For insurers and claims adjusters:

  1. paying claims is the shop window of the industry

  2. strong claims paying philosophy will yield greater and more “preferred” business

  3. do not under resource claims departments

  4. ensure that timeframes are met and where possible exceeded

  5. err on the side of the insured in the event of ambiguity and be PRACTICAL

  6. be objective and not cynical

  7. be patient with the insured/its broker, empathise with the policyholder’s predicament

  8. claims do not have to be adversarial, work through claims issues, pick up the phone to the broker, meet with the insured, articulate the coverage position clearly

  9. ‘utmost good faith’ is not a phrase used only when a broker/policyholder ‘has nothing else’ to say. It is fundamental to insurance contracting and claims payment.

  10. The trend of “underwriting” and “claims” teams not working through claims together (because of “commercial conflicts”) is alarming. Many insurance contracts are formed on intention, and many coverage positions are being taken absent adequate consultation between underwriting and claims.
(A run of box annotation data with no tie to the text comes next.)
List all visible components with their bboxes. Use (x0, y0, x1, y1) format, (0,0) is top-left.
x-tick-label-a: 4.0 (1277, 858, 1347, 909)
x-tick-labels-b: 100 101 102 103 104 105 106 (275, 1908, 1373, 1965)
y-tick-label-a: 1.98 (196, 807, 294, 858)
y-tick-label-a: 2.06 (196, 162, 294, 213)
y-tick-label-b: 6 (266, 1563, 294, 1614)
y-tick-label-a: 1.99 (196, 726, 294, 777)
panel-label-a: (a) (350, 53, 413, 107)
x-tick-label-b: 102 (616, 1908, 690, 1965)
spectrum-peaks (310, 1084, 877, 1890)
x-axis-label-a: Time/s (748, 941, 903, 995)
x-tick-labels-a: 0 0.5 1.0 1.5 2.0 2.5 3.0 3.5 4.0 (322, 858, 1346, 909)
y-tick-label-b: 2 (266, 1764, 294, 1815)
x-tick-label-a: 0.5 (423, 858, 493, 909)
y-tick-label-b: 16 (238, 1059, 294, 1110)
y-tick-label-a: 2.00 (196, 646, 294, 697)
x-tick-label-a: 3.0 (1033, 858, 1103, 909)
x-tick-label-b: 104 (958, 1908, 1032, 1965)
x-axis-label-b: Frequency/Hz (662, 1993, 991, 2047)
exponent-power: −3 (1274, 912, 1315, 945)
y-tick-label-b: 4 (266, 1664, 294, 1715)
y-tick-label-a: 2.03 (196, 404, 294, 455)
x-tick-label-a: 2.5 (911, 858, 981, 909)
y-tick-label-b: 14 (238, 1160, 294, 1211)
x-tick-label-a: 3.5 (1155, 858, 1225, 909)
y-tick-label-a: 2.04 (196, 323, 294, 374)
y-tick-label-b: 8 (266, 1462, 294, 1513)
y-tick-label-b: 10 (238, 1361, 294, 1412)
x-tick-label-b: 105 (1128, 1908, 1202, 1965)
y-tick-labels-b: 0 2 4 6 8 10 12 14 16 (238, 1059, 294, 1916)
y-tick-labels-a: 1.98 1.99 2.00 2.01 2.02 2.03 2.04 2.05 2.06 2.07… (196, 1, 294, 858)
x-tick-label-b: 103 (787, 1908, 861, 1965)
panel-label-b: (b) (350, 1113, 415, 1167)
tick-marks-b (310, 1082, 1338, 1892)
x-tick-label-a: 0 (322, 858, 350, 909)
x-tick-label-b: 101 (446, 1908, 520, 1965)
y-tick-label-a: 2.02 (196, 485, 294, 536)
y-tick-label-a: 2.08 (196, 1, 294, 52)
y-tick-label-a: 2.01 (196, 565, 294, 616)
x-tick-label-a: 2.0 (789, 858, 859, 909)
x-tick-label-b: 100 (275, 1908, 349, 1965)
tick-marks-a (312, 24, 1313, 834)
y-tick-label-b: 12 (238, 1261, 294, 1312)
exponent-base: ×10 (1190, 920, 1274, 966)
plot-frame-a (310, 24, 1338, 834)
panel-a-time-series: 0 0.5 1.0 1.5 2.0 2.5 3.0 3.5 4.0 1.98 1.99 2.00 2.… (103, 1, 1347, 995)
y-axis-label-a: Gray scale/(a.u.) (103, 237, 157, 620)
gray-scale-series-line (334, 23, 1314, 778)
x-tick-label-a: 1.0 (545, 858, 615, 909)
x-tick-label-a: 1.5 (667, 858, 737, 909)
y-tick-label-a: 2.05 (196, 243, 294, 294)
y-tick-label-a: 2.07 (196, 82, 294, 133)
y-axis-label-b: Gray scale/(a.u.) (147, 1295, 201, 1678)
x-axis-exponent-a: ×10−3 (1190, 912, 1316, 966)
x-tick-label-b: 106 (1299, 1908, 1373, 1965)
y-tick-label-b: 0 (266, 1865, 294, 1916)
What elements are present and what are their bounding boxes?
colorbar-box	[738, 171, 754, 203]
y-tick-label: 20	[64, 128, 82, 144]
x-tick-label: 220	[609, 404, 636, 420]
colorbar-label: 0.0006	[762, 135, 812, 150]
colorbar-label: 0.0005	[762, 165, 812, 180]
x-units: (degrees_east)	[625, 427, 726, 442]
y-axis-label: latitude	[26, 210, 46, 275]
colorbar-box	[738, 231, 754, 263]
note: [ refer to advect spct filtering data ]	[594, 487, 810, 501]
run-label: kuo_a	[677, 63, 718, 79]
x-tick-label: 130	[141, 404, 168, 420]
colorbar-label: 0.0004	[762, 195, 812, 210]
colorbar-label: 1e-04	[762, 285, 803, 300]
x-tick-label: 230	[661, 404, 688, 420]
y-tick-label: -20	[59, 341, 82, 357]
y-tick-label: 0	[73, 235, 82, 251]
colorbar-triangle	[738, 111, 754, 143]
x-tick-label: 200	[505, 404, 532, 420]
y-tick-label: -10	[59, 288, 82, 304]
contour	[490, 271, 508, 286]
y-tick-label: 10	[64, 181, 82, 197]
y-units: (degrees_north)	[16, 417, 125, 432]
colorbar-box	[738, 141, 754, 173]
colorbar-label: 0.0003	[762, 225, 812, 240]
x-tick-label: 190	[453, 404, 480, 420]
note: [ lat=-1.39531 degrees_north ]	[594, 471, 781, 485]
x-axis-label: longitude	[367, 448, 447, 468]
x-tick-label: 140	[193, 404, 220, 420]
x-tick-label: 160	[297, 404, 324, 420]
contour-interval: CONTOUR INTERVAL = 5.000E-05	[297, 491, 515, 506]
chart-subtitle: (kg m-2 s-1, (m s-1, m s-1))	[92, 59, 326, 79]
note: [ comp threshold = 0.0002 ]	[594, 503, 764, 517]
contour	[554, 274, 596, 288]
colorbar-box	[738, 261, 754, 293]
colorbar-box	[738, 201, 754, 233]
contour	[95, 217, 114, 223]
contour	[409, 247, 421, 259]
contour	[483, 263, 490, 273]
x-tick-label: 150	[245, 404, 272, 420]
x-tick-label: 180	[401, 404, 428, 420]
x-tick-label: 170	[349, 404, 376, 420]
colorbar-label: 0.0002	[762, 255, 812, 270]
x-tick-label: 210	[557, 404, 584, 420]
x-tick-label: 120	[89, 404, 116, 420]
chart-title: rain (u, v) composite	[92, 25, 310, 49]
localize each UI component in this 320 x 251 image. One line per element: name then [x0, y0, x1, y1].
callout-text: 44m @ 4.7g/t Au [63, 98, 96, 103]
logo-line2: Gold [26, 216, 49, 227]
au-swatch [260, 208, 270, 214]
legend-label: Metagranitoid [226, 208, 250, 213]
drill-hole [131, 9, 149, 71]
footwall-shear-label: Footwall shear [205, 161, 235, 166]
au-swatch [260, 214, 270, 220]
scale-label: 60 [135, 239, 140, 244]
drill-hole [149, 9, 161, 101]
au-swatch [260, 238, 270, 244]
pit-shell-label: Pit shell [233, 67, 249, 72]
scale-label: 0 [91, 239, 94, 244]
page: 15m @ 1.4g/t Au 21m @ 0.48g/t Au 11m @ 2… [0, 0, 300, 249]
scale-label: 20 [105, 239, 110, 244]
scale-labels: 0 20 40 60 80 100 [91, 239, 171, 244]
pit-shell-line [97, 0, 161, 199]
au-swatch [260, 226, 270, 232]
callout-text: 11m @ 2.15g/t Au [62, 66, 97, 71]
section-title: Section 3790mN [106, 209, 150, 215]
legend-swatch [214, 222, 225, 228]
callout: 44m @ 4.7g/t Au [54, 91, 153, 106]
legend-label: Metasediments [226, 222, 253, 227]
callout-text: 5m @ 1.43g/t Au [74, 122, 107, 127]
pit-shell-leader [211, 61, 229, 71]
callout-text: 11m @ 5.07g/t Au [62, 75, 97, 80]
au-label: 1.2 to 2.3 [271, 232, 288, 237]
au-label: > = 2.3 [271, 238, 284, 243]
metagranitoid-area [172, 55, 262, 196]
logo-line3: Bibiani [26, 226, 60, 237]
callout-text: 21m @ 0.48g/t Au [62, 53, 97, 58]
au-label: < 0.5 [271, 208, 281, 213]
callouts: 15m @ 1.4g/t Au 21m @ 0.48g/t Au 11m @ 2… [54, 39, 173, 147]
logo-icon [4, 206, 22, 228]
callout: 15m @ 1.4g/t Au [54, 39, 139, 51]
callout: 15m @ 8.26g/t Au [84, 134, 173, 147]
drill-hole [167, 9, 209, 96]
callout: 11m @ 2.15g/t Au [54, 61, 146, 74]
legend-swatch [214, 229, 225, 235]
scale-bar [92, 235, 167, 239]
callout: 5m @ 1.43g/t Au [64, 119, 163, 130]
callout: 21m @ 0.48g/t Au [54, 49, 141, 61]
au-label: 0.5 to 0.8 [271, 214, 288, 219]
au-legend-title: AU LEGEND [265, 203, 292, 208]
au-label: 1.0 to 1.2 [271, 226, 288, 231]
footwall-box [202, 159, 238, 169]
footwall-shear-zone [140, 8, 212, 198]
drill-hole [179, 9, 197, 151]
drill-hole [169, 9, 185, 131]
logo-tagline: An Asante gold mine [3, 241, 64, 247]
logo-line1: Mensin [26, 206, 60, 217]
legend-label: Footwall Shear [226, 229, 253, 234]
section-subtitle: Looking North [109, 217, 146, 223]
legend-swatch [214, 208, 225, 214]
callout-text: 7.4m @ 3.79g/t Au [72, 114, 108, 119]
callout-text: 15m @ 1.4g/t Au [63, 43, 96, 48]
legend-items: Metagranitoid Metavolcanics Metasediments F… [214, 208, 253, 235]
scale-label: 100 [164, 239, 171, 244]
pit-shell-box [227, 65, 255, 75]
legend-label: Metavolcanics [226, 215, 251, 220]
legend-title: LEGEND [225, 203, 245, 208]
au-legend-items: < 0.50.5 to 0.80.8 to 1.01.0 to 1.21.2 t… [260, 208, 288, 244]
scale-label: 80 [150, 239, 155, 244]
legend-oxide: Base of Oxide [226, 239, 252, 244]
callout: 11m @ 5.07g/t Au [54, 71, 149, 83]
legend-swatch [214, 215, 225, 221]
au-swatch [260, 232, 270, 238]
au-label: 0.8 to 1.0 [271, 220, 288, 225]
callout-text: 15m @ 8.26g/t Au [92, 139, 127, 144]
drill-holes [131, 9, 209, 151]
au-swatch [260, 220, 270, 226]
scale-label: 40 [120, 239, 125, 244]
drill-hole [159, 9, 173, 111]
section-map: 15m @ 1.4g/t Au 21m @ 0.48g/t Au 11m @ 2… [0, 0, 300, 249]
  11. empower your internal claim examiners to make decisions

  12. selecting your panel should not be based on cost cutting but the experience and expertise of the Firm and those it is putting forward to represent your business and its strategic objectives

For policyholders
  1. there are many insurers and their panel experts who deliver excellence in insurance claims

  2. many “strategic denials” are taken by insurers alleging non-disclosure. Please refer to our non-disclosure article here to understand this very important obligation.

  3. there are many things that need to be done for a claim to be met under a policy. It is often a difficult time. Your broker is there to assist prepare claim submissions to your insurers, you should work with your broker closely throughout this process. If you are not getting assistance from your broker, you ought to engage new representation.